Первые сборники стихотворений Прокофьева – в которых, как пишет Вольфганг Казак, «он воспевал в напыщенных строках пролетарскую революцию» – это на самом деле не «проходная» литература, куда можно не заглядывать, а лучшие сборники поэта. Не могу того же сказать о его действительно декламационной поэзии среднего периода, начиная с Великой Отечественной. Поэт провёл военные годы на Ленинградском фронте, во время и после войны писал в основном о Ленинграде и ленинградцах, с небольшими исключениями. Он пробовал использовать свой прежний образ матроса-героя («Бескозырка, тельняшка, / брюки клёш, брюки клёш, / парабеллум да фляжка, / клич иль окрик: «даёшь!»), но это уже не звучит – молодой запал выдохся, точных и ярких слов не находится. Идут сплошные повторения устаревших находок, голые лозунги и призывы отомстить, заклинания о вечной славе родному Ленинграду, но совершенно без вдохновенной поэтической речи, каким-то суконным, барабанным слогом. Не буду приводить примеры – не люблю суконщины. Не советую только использовать её в культурно-патриотических мероприятиях – поверьте, они от этого не выиграют, наоборот.
Закончив эксплуатировать самым безбожным образом имя «Ленинград», Прокофьев вдруг «прозревает» и начинает писать о России. Дело было так: некоторым поэтам разрешили ездить по зарубежью, мир посмотреть, себя показать. Кто-то с этим справлялся (даже у Щипачёва что-то более-менее поэтическое получалось, хоть и немного – сказывалась всё-таки деревенская закваска), а кто-то по приезде выдавал такое, что и вспоминать не хочется. Прокофьева в том числе, ведь, чтобы писать, надо понимать, о чём пишешь, глубоко вникнуть. Так что с зарубежьем у него сильно зазвучать – снова не получилось.
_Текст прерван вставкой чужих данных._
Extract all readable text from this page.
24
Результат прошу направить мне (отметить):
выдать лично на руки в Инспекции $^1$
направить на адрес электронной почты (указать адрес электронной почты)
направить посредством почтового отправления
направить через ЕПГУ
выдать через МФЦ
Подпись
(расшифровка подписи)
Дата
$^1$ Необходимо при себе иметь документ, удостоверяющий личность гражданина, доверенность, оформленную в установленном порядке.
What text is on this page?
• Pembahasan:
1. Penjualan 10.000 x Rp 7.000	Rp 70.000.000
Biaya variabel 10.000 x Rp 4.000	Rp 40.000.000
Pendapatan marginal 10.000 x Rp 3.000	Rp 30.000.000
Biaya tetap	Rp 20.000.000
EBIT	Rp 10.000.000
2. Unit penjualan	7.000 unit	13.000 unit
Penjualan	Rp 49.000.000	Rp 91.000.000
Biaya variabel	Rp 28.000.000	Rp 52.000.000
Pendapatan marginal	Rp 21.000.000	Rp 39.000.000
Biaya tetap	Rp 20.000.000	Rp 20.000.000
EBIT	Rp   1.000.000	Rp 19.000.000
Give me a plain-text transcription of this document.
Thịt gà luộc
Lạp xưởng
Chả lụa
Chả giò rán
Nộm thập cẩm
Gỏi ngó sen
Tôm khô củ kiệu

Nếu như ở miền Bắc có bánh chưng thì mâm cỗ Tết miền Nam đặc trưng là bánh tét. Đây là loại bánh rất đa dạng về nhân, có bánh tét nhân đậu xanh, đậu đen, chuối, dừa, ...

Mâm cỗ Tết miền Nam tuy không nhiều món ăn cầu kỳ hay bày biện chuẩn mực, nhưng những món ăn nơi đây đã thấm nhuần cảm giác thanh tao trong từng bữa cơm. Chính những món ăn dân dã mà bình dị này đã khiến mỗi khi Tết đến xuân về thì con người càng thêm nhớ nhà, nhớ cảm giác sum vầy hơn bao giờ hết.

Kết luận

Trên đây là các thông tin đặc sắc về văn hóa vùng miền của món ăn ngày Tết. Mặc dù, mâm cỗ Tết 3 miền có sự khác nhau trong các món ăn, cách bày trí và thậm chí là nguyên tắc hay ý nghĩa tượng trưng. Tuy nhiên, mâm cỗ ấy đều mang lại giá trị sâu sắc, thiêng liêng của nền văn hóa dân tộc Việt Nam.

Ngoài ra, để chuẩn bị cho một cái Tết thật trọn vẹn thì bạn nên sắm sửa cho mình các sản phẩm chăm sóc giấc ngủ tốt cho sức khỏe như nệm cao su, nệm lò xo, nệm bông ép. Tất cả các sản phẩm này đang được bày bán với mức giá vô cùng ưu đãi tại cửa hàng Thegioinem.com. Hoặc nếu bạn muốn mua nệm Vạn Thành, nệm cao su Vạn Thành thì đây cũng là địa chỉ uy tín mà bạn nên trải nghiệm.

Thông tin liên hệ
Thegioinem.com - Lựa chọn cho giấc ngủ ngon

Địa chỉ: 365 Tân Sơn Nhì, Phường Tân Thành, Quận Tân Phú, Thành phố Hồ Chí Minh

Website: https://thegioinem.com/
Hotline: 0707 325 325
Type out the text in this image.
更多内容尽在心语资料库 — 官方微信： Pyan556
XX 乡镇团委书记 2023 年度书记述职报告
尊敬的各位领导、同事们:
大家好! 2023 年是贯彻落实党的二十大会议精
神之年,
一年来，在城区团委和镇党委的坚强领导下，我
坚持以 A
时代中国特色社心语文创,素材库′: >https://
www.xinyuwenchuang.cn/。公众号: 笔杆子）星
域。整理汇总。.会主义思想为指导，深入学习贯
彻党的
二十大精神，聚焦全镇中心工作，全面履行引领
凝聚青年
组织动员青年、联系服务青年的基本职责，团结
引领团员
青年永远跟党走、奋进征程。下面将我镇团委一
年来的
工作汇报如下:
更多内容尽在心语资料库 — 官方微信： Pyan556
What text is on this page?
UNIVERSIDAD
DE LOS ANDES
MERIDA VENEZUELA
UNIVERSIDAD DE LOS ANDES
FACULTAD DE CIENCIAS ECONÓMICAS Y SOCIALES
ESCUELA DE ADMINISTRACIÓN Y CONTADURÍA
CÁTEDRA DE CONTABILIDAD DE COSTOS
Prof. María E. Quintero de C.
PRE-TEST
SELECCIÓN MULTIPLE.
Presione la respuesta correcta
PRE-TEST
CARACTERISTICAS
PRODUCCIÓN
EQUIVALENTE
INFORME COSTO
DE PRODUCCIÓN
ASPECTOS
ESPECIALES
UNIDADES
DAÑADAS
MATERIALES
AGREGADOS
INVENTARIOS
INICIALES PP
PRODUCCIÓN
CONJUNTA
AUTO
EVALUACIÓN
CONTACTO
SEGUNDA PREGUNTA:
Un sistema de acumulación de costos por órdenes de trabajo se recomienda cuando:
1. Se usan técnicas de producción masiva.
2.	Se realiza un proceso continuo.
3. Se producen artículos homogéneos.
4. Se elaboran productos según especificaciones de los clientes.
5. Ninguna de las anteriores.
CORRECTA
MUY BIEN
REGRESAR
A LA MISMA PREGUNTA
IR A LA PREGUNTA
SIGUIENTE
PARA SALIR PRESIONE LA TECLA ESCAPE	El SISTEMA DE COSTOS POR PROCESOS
Но в основном поэтам нужно было ездить по России и описывать заводы и стройки, т.к. не принято было заниматься поэзией «индивидуалистических чувств».
отлюбит с нами, отгрустит.
Но что Россию знаем плохо,
то уж, наверно, не простит!
(«На темы самокритики»)
Что делать Прокофьеву? Он к тому времени уже был не рядовым лицом в литературе, да и возраст... а главное, не знал молодое племя строителей и заводских рабочих от слова «совсем». Не чувствовал их. Насчёт же любовных чувств – любовная лирика никогда и не была его коньком, даже в молодые годы. Может, просто никто не смог слишком сильно затронуть сердце, расшевелить... а может, поэт любить не умел. Это ведь не всем дано. Любить и удовлетворять страсть – вещи разные.
как некая высокая звезда.
Кто ею завладел – не отпускает.
А отбивать? Не те уже года!
...Да, кстати, мы за ней не колесили,
и ничего – работаем, живём...
Поговорим-ка лучше о России,
возлюбленном Отечестве своём.
(«Поговори со мной, товарищ мой...»)
Тяжело было «колесить» – ездить, учиться, изучать новое: и Запад, и свою же, молодую Россию. Первые стихи на эту тему поэт буквально выдавливает у себя из головы – чувствуется, что это ещё не стало его выстраданным, что это головное, написанное, потому что «надо»: «Мне о России надо говорить, / да так, чтоб вслух стихи произносили». Почему «надо», тут и вопрос задавать – лишнее, поэт сам же и признался: чтоб громко зазвучать, чтоб его стихи снова «вслух произносили». И это при том, что «кровью сердца... объявил я зависти войну»... Но Прокофьеву не привыкать стать запутываться в противоречиях и проговариваться! Вот так случилось и с обращением к России, о которой «надо» писать:
но непоправимая беда,
если про моё существованье
ты совсем забудешь. И тогда
покачнутся комната и вещи,
и ударит в ближний угол гром,
и меня заденет ворон вещий,
чёрный ворон – дьявольским крылом.
(«Кровью сердца в час необычайный...»)
Начиналось писаться на тему Родины туго. Россию низовую, народную, начиная с 30-х годов, поэт не очень хорошо знал, всё время вращаясь в ленинградских «верхах» и в тесном поэтическом кружке общения. Отсюда надуманные, нелогичные «красоты» и очень странные заключения:
Что посильней огня!
Они других красивей —
С могучей буквой «Р».
Ну, например, Россия,
Россия, например!
То есть слово «Россия» красивей других из-за того, что оно «с могучей буквой Р» – ну и значит, и страна «красивей» и «могучей».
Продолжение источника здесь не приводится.